À Ohey, le Domaine sur les Sarts, hôtel de luxe ouvert depuis dix ans, a choisi de devenir un établissement réservé aux adultes. Une tendance qui se développe dans l’hôtellerie et la restauration, reflet de nouvelles attentes sociétales.
Dans cet hôtel de luxe situé à Ohey, vous ne risquez plus d’entendre les cris ou les rires d’enfants. Depuis janvier dernier, l’établissement n’accueille désormais que des adultes. Une décision stratégique assumée par son propriétaire, Christophe Jadot :
"Á un moment, il faut faire un choix, je pense. Un choix assumé. J'adore les enfants, J'ai quatre enfants. Mais je pense que si vous avez fait une promesse envers vos clients, de quiétude, de calme et de sérénité. A un moment, je pense qu'il faut se positionner en ce sens."
Pour accompagner cette évolution, le gîte de grande capacité a été fermé et l’espace bien-être verra sa capacité tripler. Le propriétaire avait envisagé un temps des horaires différenciés selon les publics, mais la taille du lieu ne le permettait pas.
"On a des réactions très positives. Je vous avoue que pour le moment, on a que des réactions positives. C'est peut être un peu tôt avant de tirer des conclusions. Ça ne fait que deux mois qu'on a qu'on a implémenté "l'adulte only". On verra avec le temps."
Selon un professeur de marketing de l’Université de Namur, Alain Decrop, l’essor des lieux réservés aux adultes s’explique par plusieurs évolutions de société.

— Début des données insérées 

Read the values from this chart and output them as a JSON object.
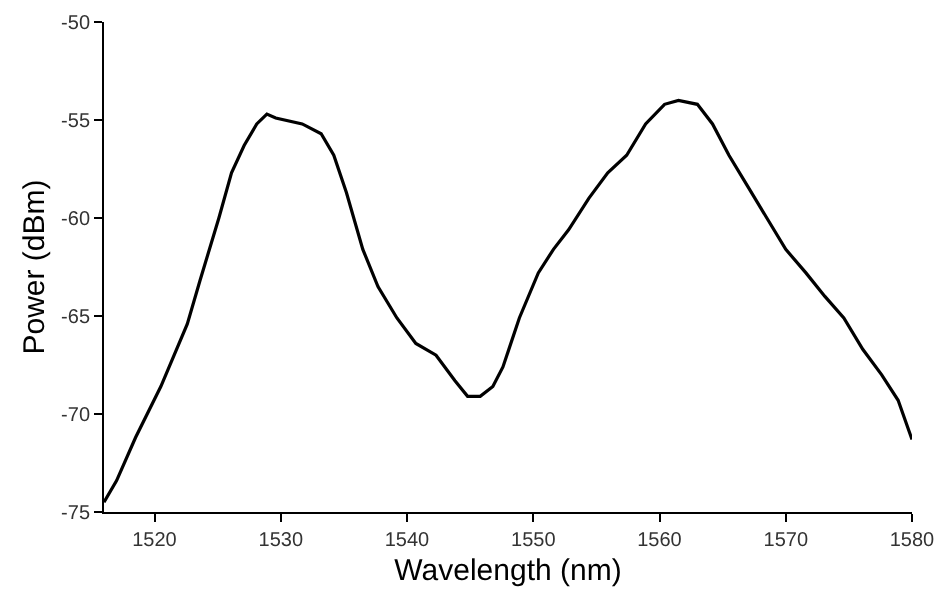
{
  "chart_data": {
    "type": "line",
    "xlabel": "Wavelength (nm)",
    "ylabel": "Power (dBm)",
    "x": [
      1516,
      1517,
      1518.5,
      1520.5,
      1522.6,
      1523.6,
      1525.1,
      1526.1,
      1527.1,
      1528.1,
      1528.9,
      1529.6,
      1531.7,
      1533.2,
      1534.2,
      1535.2,
      1536.5,
      1537.7,
      1539.2,
      1540.7,
      1542.3,
      1543.8,
      1544.8,
      1545.8,
      1546.8,
      1547.6,
      1548.9,
      1550.4,
      1551.6,
      1552.8,
      1554.4,
      1555.9,
      1557.4,
      1558.9,
      1560.4,
      1561.5,
      1563.0,
      1564.2,
      1565.5,
      1567.0,
      1568.5,
      1570.0,
      1571.6,
      1573.1,
      1574.6,
      1576.1,
      1577.6,
      1578.9,
      1580
    ],
    "series": [
      {
        "color": "#000000",
        "values": [
          -74.5,
          -73.4,
          -71.2,
          -68.6,
          -65.4,
          -63.2,
          -60.0,
          -57.7,
          -56.3,
          -55.2,
          -54.7,
          -54.9,
          -55.2,
          -55.7,
          -56.8,
          -58.7,
          -61.6,
          -63.5,
          -65.1,
          -66.4,
          -67.0,
          -68.3,
          -69.1,
          -69.1,
          -68.6,
          -67.6,
          -65.1,
          -62.8,
          -61.6,
          -60.6,
          -59.0,
          -57.7,
          -56.8,
          -55.2,
          -54.2,
          -54.0,
          -54.2,
          -55.2,
          -56.8,
          -58.4,
          -60.0,
          -61.6,
          -62.8,
          -64.0,
          -65.1,
          -66.7,
          -68.0,
          -69.3,
          -71.3
        ]
      }
    ],
    "xlim": [
      1516,
      1580
    ],
    "ylim": [
      -75,
      -50
    ],
    "xticks": [
      1520,
      1530,
      1540,
      1550,
      1560,
      1570,
      1580
    ],
    "yticks": [
      -75,
      -70,
      -65,
      -60,
      -55,
      -50
    ],
    "marker": "none",
    "line_style": "solid"
  }
}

"Tout d'abord, le fait qu'il y a une dénatalité et qu'il y a de moins en moins d'enfants. Il y a aussi de plus en plus ce qu'on appelle des couples sans enfants, avec deux revenus. Dans le jargon, on parle de couples DINK. Ce sont des gens qui ont beaucoup de moyens, qui consacrent aussi beaucoup d'argent à leurs loisirs et qui ont cette volonté aussi de se retrouver dans un cadre tranquille, plutôt en haut de gamme, un peu plus luxueux. On a aussi le tourisme de bien être. Et dans la littérature, il y a des chercheurs qui parlent de cette tendance de l'égoïsme, de cette volonté là aussi de se remettre au centre de l'intérêt, dans une perspective un peu plus d'hédonisme."
Si le phénomène est plus récent dans la restauration, il existe depuis les années 1980 dans l’hôtellerie, notamment dans les Caraïbes. En Belgique, la tendance semble également progresser.
"En Belgique, en 2023, il y aurait eu, d'après un des plus gros tour opérateurs actifs dans le pays Tui, jusque 15 % des réservations qui étaient orientées vers un hébergement adulte. Donc ce n'est pas marginal."
Contacté par nos soins, Unia rappelle toutefois qu’il s’agit d’une zone grise sur le plan juridique. La discrimination fondée sur l’âge est interdite, mais la segmentation commerciale peut être légitime. Seul un juge pourrait trancher. L’institution recommande par exemple aux commerçants de prévoir un espace destiné aux familles.